Ucapkan Selamat Tinggal Tanpa Kesedihan

Moh Habib Asyhad

Penulis

Ucapkan selamat tinggal tanpa kesedihan.

Intisari-Online.com – Seorang ayah tidak bersedih ketika anaknya meninggal. Sulit untuk tidak berduka ketika seseorang yang kita cintai telah meninggal. Pria itu tidak berduka, ia tidak sedih. Ia tidak menangis, tidak mengeluarkan air mata, ia tidak patah hati. Ia tetap sama seperti sebelumnya.

Istrinya merasa terganggu, katanya, “Tidak ada seorang pun di dunia ini yang mencintai anaknya sebesar cinta Anda, tetapi mengapa Anda tidak berduka ketika ia meninggal?”

Biasanya, ini adalah logika kita, jika kita sangat mencintai seseorang maka ia akan berduka ketika orang yang dicintainya pergi. Logika ini keliru, logika ini memiliki cacat mendalam di dalamnya. Jika kita benar-benar mencintai seseorang, ketika ia akan pergi, seharusnya kita tidak terlalu bersedikih. Jika kita belum mencintai orang itu secara mendalam, maka kita justru sangat berduka.

Ayah atau ibu kita meninggal. Jika kita telah benar-benar mencintainya ketika ia masih hidup, maka kita akan mengucapkan selamat tinggal padanya tanpa kesedihan apapun, karena kita mencintainya. Pengalaman adalah cinta secara total dan memenuhi, tidak ada yang tersisa, tidak ada yang tergantung di atas kepala kita. Apapun itu mungkin terjadi, dan sekarang kita harus bisa menerimanya. Apa lagi yang mungkin? Bahkan jika ia masih hidup, apa lagi yang akan mungkin terjadi? Pengalamannya telah komplit.

Setiap kali pengalaman telah selesai, kita siap untuk mengucapkan selama tinggal dengan mudah. Tetapi jika kita belum mencintai ayah seperti yang selalu kita inginkan, kita belum pernah menghormati ia seperti biasanya, berarti kita akan merasa bersalah. Sekarang ketika ayah tiada, saat ini belum ada cara untuk memenuhi keinginan kita, belum ada cara untuk menunjukkan rasa hormat kita, cinta kita. Sekarang ketika ada caranya, kita merasa diri tergantung di tengah. Kita tidak merasa nyaman, kita tidak bisa mengatakan selamat tinggal. Kita akan menangis, menangis, dan hancur, dan akan mengatakan bahwa kita hancur karena ayah kita meninggal, tapi hal yang nyata adalah sesuatu yang lain.

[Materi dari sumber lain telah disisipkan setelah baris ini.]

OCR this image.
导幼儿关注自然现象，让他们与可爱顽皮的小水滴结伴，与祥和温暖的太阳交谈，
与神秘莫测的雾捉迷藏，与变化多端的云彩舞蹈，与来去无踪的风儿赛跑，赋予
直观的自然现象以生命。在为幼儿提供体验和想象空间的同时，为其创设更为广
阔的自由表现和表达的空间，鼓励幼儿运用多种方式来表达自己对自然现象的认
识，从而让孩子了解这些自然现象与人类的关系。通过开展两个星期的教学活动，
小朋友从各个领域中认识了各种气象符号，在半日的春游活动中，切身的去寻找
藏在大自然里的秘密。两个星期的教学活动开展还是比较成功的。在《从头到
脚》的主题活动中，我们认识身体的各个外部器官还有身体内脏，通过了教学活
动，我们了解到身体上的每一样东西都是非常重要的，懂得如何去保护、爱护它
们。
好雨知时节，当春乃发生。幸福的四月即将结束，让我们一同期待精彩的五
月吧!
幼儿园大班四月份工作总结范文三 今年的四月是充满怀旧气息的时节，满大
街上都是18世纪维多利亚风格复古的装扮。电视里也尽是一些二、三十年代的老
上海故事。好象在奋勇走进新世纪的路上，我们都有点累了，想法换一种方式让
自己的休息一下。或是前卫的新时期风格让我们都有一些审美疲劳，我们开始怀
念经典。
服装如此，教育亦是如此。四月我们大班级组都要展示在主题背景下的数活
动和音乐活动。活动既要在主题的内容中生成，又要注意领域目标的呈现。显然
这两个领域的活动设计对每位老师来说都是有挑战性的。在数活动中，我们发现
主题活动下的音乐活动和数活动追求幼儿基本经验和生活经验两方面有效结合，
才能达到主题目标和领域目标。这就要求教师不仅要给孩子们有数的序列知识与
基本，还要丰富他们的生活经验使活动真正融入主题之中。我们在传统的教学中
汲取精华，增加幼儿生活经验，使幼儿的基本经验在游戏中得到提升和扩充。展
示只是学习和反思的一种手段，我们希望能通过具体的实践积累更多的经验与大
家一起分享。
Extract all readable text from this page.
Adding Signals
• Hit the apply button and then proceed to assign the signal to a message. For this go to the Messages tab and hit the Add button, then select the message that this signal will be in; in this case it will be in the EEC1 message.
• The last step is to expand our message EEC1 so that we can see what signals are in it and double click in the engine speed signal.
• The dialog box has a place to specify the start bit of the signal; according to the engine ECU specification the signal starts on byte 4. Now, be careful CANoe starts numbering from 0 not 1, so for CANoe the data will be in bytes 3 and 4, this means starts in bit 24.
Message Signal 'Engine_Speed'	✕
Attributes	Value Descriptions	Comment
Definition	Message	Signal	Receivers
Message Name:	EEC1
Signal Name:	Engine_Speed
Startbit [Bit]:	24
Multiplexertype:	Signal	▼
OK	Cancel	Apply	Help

Setelah pengalaman selesai, kita bisa keluar dari itu sangat mudah, kita hanya dapat menyelinap keluar seperti ular yang keluar dari kulit lamanya. Sama halnya dengan ketika kita menyukai seorang wanita dan terus-menerus bertengkar dengannya, dan tidak pernah menjadi kepuasan yang mendalam, dan iameninggal, sekarang ia akan menghantui kita, seumur hidup.

Ketika kita mencintai seseorang, jika kita benar-benar mencintainya maka akan ada penderitaan. Tentu saja, salah satu merasa sedih tapi bukanlah kesedihan. Sedikit merindukan tetapi masih bisa fokus, dan tidak terganggu.

Demikianlah ketika kita mengikhlaskan orang yang pergi tanpa kesedihan, maka ia akan bisa pergi dengan tenang. Seperti buah yang matang dengan sendirinya. Tidak meninggalkan bekas luka di belakang, tidak ada luka sama sekali.